Born in 1965 in Vienna, Poledna lived in Los Angeles for many years. Here, he was able to find the necessary professional skills for a project that is simultaneously titanic but obsolete, incredibly utopian but concrete, and nostalgic but very contemporary.
With the collaboration of film studios in California, the Austrian artist created a three-minute hand-drawn animated film using more than 5,000 drawings, sketches and watercolours, just like in the glory days of Disney. The film’s musical score —recorded by a full orchestra in Warner Brothers’ LA studio — blends specifically written music with the rearrangement of a 1930s hit song by famed songwriter duo Arthur Freed and Nacio Herb Brown.
Imitation of Life is being shown in the temporary addition to the Austrian Pavilion, designed by architects Kuehn Malvezzi, who transformed Robert Kramreiter and Josef Hoffmann’s 1934 building in the gardens of the Biennale Gardens into a screening room, reversing the relationship between interior and exterior.
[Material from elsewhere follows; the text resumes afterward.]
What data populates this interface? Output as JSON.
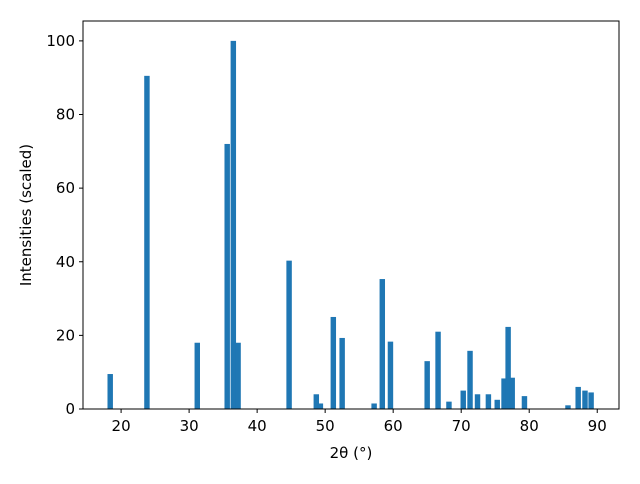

In Poledna’s film, the donkey does a few dance steps while singing along to the soundtrack in a forest full of surprises: singing birds and chubby bunnies are the main characters in a moment of levity and fun. With its simple and straightforward narrative structure, Imitation of Life refers to the cartoon as a language of pure joy in a fantasy world with no worries, anxieties or fatigue that pervades the viewer’s every pore.